On choisit d'acheter un produit parce que l'on sait qu'il existe. La pub dans les écoles agit sur une clientèle captive. On aura même plus le choix de ne pas consommer, ce sera une valeur qui ira de soi.

 

On véhicule des valeurs d'une grande pauvreté

La consommation (Big Mac et compagnie) plutôt que Dieu ou Voltaire qu'a-t-on gagné? La richesse des premières valeurs que l'on transmet à nos enfants est primordiale. Elles sont la fondation de la société de demain. Le jeter après usage de la société de consommation ne peut remplacer la valeur culturelle acquise par l'histoire occidentale ; ce serait échanger un trésor contre des pacotilles.

 

On perd son regard critique

Comment critiquer Mac Donald après qu'il nous ait donné à manger?
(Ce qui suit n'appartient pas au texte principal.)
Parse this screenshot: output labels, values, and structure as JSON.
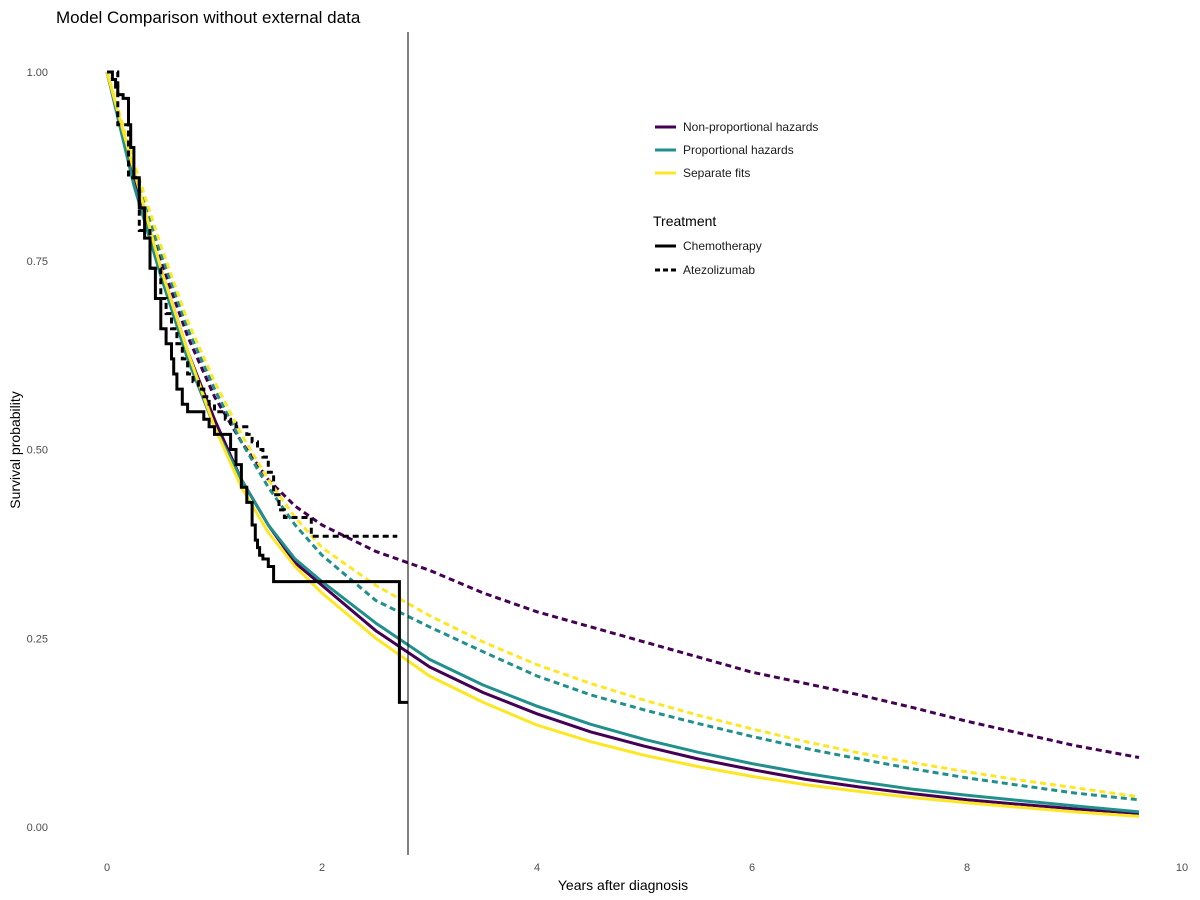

Si l'école est redevable à ses commanditaires d'avoir un ordinateur, comment critiquer La Baie ou Maytag s'ils mettent sur le marché une mauvaise série? Ils achètent notre indulgence d'avance.

 

On perd son indépendance intellectuelle

Si on doit d'avoir des livres au commanditaire, comment critiquer Ford pour les valeurs que son produit véhicule si un jour on se rend compte que son produit nous amène à vivres dans un style de vie aberrant?

 

On transforme les enfants en outils de marketing

Notre refus d'acheter est incompris s'ils veulent nous vendre quelque chose. Ils seront portés à croire que nous ne voulons pas les encourager dans leur démarche scolaire. C'est la fin de l'instruction gratuite pour tous. Obliger les enfants à vendre du chocolat ou une autre babiole, c'est les faire travailler pour payer leurs études.

 

Nos institutions ne nous appartiennent plus

Elles appartiennent aux commanditaires. Ainsi ce seront eux qui dicteront les valeurs à adopter pour notre société. Ils influenceront l'aménagement des locaux de la classe en fonction de leurs besoins se réservant la meilleure place. Ce n'est qu'une question de temps et de pauvreté. Plus l'école sera pauvre, plus les commanditaires prendront de place.

 

Que diriez-vous si on vous obligeait à réciter un Je vous salue Marie en classe avant de commencer chaque cours? Ça vous rappellerait des souvenirs, n'est-ce pas? Avons-nous quitté, il y a 30 ans, des années de grande noirceur pour retomber aujourd'hui dans une aberration semblable? Sommes-nous si pauvres que nous devions à nouveau vendre notre âme pour pouvoir nous instruire?